The article vexed me because I really thought I had cracked the life/work balance code with the six hour thing. I was proud - I had my Apple Watch all set for my bedtime and wake-up time. More than I used to get… I used to be exhausted ALL THE TIME. I got home from work at 8:30 and to bed by 11:30 and then up again at 5:30. Oh. Wait. That’s six hours too.
Anywise, 8 hours of sleep a night seems to scientifically be the answer to everything, which isn’t surprising. We’ve heard that our whole lives.
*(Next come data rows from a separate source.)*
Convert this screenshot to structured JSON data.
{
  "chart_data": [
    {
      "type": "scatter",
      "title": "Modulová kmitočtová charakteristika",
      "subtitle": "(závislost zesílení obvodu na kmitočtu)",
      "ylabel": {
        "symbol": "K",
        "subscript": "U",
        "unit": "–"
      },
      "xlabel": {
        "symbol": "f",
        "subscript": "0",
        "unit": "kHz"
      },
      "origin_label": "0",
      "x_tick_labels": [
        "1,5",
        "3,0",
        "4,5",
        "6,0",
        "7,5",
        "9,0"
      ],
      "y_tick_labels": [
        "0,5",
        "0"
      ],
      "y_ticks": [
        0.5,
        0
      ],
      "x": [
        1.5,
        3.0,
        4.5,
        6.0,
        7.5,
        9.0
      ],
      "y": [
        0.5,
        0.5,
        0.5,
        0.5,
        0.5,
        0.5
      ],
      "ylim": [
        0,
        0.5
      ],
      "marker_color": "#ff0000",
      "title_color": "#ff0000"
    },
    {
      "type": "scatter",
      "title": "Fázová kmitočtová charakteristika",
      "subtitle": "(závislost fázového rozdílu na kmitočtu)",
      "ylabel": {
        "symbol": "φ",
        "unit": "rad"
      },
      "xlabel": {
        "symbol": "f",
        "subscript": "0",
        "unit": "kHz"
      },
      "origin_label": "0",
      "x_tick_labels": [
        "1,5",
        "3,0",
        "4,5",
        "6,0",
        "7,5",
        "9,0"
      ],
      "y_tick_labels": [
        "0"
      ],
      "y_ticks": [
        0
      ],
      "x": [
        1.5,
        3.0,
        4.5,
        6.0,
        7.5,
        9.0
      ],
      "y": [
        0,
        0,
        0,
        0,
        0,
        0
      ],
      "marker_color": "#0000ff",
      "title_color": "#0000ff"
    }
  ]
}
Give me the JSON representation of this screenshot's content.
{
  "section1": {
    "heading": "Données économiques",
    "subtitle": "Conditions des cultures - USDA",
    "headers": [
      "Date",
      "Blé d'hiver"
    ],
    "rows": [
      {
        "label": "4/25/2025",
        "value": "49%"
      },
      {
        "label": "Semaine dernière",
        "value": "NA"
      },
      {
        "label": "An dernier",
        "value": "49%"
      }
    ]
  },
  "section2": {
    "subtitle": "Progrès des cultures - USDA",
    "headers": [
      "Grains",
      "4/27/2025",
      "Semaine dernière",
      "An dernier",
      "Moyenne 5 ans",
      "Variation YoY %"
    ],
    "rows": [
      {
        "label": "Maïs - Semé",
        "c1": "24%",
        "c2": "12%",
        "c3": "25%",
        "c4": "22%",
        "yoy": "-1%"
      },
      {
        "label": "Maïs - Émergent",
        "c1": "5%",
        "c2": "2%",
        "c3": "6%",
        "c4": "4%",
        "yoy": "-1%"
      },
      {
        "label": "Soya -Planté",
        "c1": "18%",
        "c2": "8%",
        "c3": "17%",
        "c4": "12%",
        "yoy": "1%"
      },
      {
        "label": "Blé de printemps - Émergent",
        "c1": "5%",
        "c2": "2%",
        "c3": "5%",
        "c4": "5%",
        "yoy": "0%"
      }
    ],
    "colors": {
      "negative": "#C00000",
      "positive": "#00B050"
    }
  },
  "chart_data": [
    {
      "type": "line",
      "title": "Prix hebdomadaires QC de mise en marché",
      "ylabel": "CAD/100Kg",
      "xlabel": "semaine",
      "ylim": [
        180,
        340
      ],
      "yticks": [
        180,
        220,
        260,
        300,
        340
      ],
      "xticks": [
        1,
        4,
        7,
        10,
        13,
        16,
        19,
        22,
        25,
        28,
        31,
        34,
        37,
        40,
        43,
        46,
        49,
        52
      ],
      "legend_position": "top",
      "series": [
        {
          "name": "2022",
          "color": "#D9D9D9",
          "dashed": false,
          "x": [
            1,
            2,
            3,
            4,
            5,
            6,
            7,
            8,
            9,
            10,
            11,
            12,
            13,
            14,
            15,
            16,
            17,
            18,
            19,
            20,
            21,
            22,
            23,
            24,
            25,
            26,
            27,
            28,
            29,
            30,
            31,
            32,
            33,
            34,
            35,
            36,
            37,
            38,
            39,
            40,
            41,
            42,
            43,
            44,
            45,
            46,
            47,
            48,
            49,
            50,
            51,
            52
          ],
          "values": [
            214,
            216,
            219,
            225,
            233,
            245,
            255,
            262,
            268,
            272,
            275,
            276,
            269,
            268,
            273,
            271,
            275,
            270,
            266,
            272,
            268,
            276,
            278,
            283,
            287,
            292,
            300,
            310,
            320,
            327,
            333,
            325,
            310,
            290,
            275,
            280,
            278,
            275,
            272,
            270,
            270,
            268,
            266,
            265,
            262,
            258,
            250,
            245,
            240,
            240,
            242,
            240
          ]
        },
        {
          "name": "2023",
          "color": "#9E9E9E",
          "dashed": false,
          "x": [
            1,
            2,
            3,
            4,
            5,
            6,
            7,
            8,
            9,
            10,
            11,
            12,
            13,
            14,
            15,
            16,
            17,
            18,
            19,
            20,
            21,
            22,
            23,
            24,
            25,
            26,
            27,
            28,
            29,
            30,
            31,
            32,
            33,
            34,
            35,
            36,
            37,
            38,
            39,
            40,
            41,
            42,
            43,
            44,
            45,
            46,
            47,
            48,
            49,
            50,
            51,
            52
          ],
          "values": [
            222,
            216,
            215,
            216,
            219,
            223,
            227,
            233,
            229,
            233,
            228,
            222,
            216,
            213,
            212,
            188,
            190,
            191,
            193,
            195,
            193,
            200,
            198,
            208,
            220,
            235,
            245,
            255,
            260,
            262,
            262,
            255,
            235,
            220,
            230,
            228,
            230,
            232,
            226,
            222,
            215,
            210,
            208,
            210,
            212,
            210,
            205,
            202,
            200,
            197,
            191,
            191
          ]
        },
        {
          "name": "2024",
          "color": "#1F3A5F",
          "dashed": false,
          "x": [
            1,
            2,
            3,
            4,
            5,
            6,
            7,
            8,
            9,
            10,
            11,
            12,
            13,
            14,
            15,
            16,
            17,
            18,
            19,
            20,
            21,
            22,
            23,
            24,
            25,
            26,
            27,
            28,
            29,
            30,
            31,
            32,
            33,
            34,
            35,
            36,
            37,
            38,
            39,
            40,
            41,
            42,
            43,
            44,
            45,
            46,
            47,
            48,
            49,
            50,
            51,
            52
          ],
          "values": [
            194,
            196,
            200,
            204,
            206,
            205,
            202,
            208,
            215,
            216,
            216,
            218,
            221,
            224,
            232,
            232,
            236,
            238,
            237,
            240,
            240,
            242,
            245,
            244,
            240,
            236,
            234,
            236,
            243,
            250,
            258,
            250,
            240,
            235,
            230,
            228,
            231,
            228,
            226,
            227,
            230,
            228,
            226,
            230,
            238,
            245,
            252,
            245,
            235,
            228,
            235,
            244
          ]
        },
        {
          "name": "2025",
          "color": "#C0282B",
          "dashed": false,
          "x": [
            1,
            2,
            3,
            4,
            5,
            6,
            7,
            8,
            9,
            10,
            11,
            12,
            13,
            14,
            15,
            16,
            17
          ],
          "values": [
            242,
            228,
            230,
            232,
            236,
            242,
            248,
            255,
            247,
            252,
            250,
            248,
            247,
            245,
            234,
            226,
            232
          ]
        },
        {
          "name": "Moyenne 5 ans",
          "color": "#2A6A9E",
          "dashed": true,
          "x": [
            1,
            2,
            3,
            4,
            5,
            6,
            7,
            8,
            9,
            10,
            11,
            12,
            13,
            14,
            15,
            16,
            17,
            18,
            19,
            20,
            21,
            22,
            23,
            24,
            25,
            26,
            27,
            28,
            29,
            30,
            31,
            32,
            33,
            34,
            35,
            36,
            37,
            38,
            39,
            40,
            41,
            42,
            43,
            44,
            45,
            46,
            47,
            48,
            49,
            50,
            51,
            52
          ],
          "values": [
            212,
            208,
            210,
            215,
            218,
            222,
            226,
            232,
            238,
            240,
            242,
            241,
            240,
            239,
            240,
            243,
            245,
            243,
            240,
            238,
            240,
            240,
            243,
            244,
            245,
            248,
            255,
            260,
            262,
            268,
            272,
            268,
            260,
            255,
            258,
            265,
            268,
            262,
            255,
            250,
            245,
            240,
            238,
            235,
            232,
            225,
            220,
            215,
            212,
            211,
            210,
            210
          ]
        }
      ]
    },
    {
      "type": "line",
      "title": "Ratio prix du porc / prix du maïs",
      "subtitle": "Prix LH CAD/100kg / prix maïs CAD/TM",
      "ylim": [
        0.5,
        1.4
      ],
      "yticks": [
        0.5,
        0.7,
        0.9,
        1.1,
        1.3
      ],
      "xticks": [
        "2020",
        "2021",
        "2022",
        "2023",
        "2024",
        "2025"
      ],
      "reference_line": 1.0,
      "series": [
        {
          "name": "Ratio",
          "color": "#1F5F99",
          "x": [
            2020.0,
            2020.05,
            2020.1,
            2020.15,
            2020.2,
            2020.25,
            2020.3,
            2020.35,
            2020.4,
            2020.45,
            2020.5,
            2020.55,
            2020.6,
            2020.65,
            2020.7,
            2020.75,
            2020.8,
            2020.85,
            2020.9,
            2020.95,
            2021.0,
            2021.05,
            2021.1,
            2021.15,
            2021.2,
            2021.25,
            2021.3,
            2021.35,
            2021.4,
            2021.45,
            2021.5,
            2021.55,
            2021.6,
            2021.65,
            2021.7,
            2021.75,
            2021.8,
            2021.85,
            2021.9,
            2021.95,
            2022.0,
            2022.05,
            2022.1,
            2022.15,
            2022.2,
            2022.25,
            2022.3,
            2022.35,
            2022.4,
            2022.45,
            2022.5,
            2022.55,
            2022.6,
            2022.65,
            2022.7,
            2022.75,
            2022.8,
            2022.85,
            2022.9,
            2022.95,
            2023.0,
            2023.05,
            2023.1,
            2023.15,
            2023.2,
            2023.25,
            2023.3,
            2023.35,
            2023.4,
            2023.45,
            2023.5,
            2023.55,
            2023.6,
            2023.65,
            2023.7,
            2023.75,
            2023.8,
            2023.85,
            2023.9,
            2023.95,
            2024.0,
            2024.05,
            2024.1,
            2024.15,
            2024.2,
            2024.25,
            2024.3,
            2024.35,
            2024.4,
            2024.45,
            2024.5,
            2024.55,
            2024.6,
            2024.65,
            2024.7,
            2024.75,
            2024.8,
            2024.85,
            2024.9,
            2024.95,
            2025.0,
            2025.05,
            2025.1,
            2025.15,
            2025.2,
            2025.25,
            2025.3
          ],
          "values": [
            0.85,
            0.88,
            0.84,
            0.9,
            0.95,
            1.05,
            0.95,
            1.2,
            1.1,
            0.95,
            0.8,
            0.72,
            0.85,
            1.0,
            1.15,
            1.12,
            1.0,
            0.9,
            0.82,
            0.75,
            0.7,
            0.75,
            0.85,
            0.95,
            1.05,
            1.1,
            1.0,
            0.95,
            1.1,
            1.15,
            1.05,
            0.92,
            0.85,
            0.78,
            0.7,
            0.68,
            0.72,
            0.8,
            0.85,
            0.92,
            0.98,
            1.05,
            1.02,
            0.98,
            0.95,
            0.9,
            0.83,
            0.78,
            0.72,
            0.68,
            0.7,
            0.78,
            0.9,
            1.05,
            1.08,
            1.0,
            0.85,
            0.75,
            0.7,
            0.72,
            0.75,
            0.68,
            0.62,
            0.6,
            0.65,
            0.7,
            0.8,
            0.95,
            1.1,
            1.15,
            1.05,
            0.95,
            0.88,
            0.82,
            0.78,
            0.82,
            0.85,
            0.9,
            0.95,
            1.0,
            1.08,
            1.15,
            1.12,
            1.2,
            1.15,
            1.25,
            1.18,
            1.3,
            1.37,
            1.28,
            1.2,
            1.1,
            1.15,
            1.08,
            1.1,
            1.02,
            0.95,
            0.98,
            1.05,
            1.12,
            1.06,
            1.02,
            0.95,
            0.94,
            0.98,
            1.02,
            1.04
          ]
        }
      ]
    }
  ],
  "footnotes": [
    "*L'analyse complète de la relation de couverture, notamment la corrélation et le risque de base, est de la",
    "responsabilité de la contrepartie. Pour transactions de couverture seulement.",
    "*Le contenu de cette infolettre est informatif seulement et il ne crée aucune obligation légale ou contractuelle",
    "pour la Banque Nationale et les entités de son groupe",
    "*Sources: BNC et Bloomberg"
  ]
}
Somewhere around 1817, a Welsh gentleman named Robert Owen promoted a revolutionary idea he called “the workday: 8 hours labour, 8 hours recreation, and 8 hours rest”. He owned a factory, so he tested this hypothesis on his employees as one of his first efforts to create a “utopian society”.
He never really hit that mark, but he did became an originator of the trade union movement, which later adopted this theory: “8 hours work. 8 hours rest. 8 hours for what you will”.
You’re doing the math in your head, aren’t you? 8 and 8 and 8 is 24? Really? I could really sleep for 8 hours and then go to work and have 8 hours left? Every day?
Of course not. Clocks were more… theoretical in 1817. And the sun was younger, and more forgiving.
When’s the last time you had 8 hours of sleep, then had a super productive 8 hours at work, then partied for 8 hours? Never, is the answer, because it doesn’t work that way. 8 - 8 - 8 is a beautiful numerical fairy tale that has inspired civilization, but QUITE LITERALLY doesn’t add up.
You know what hadn’t been invented in 1817? Commuting. That’s an extra hour on either side of work. Then they must not have had any errands to do, that’s an hour, and two more for morning and evening ablutions and eating meals. At least an hour for some kind of home maintenance or reading the mail or the news or anything else that’s necessary instead of a fun choice…that’s 16 hours of work a day.
Sounds more like it, right? We’re getting there. Because now it’s 16 hours of work, with 8 left over to try and get some sleep and watch a couple of YouTube videos.
The “weekend” was an idea that occurred to several people at the beginning of the 20th century: a mill in New England offered Saturdays off to its Jewish employees along with Sunday, then Henry Ford tried it, but in England it was a gift from John Boot, whose pharmaceutical factory in Nottingham was experiencing a significant surplus, so to slow production, but keep staff employed, he gave them two days off without reducing their pay.
The 40 hour workweek, along with the weekend, was formally adopted the USA in 1937, as part of the Fair Labor Standards Act, under the New Deal, and it wasn’t so people could get more sleep, it was all a numbers thing of keeping people employed and factories open and numbers up or down or whatever.
And the weirdest fact about all this is that humans used to sleep in two four hour chunks, back before we had artificial light. They’d wake up in the middle of the night for an hour or two, get some stuff done then go back to bed until morning. But candles and street lamps changed all that; then of course electricity, and Johnny Carson.
Even if I have a couple of hours for “what I will” I usually spend it decompressing. Decompression is the time it takes to get over the time directly before it. If I don’t employ some discipline, I end up using all that time to scroll through one thing or another on my phone, which is never productive.
“What” I should “will” is to read a book. Or write music. That’s a good thing to will. Or maybe a little pilates, I should be willing that. But if I only have 8 hours that I’m not working, should I spend all of that time sleeping? Really? I mean, what do I know, I’m a just a six-er, you eight hour sleep people have all the answers, you tell me –
– oh, sorry, I didn’t see you were… I apologize.
Just give me a call when you wake up.